Mark Osborn

Personal information
- Date of birth: 19 June 1981 (age 44)
- Place of birth: Bletchley, England
- Position: Goalkeeper

Team information
- Current team: Hemel Hempstead Town

Senior career*
- Years: Team / Apps / (Gls)
- 1999–2003: Wycombe Wanderers / 1 / (0)
- 2002–2003: → Farnborough Town (loan) / 3 / (0)
- 2003–2005: Farnborough Town / 46 / (0)
- 2005: Kettering Town
- 2007: Histon / 10 / (0)
- 2007–2008: → Halesowen Town
- 2008: Halesowen Town
- 2008–?: Corby Town / 42 / (0)
- Arlesey Town
- 2012–2013: Hemel Hempstead Town
- 2013–: Winslow United / 2

= Mark Osborn =

English footballer

Mark Osborn (born 19 June 1981) is an English footballer who plays as a goalkeeper for Winslow United. He played in the Football League for Wycombe Wanderers.

==Career==
Osborn began his career as a trainee at Wycombe Wanderers in 1999 and made four senior appearances for the club, including a League Cup tie against West Bromwich Albion in September 1999, and a Football League Second Division match against Cambridge United in October 1999.

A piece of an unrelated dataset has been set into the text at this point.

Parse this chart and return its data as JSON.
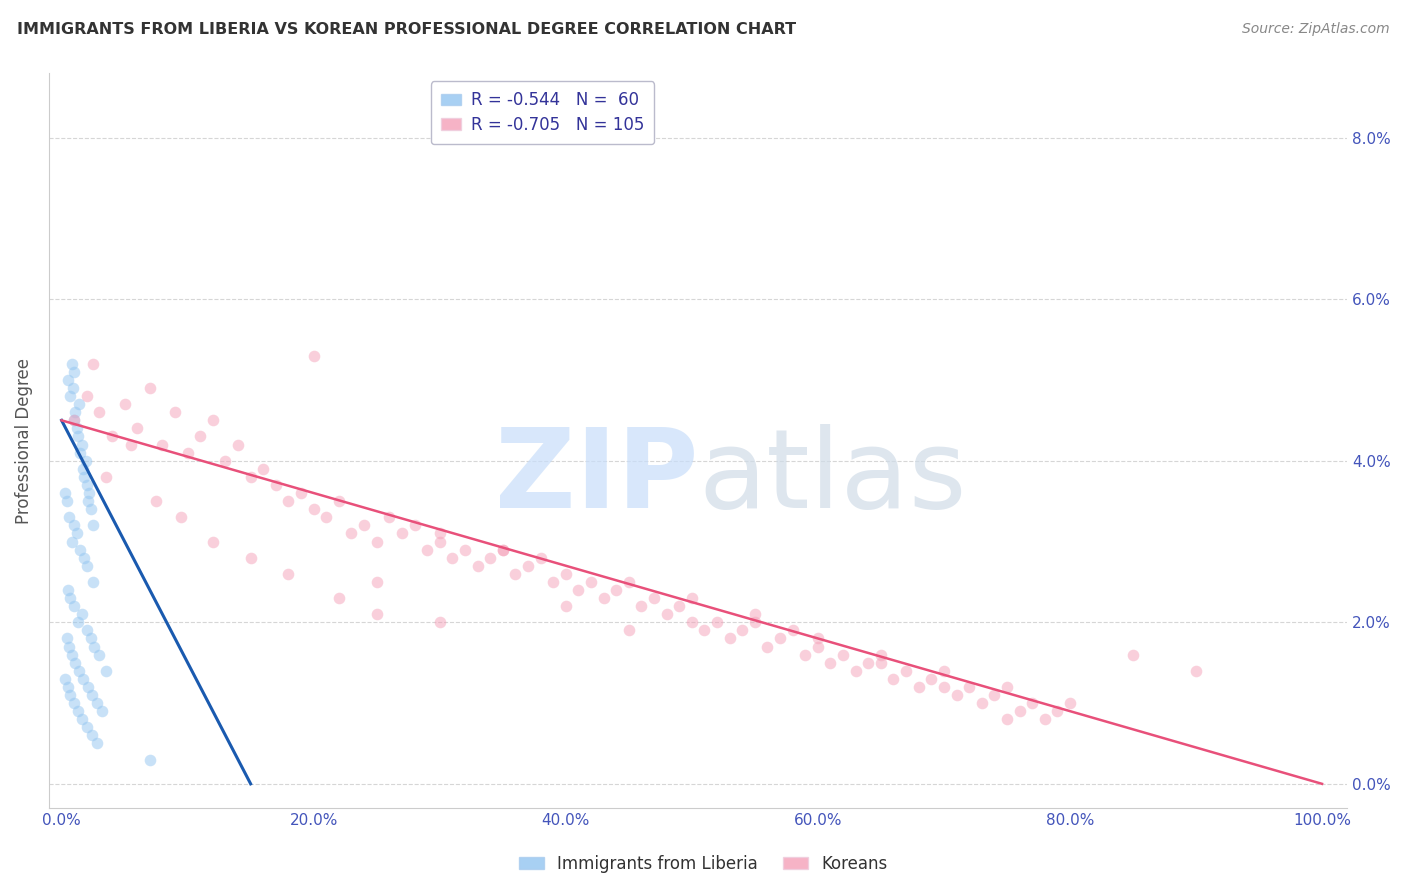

As playing opportunities were limited at Wycombe, he joined Conference National side Farnborough Town on loan for the 2002–03 season, and then joined them on a permanent basis at the end of the season. He made 47 appearances for Farnborough Town before joining Conference North club Kettering Town in March 2005 soon after Farnborough Town manager Dean Austin was sacked. He spent two seasons at Kettering before being released at the end on the 2006–07 season, and joining Histon. He lost his place in the first team to Danny Naisbitt in September 2007 and a month later, joined Halesowen Town on a three-month loan. He then joined Halesowen Town on a permanent basis in January 2008.

He joined Corby in 2008, having been released by Halesowen Town at the end of the 2007–08 season. Osborn's performances helped Corby finish as champions of the British Gas Premier Division in the 2008–09 season. He then joined Arlesey Town.

He joined Hemel Hempstead Town for the 2012/13 season.

He signed for Winslow United in the Spartan South Midlands League Division 1 in 2013 and played his first game for Winslow United in a 3–2 defeat to Welwyn Garden City FC on Wednesday 30 January.

In his second game for Winslow United and on his home debut at 'The Gate' he kept a clean sheet in a must win game against Kentish Town in a game Winslow won 2–0 on Saturday 2 February.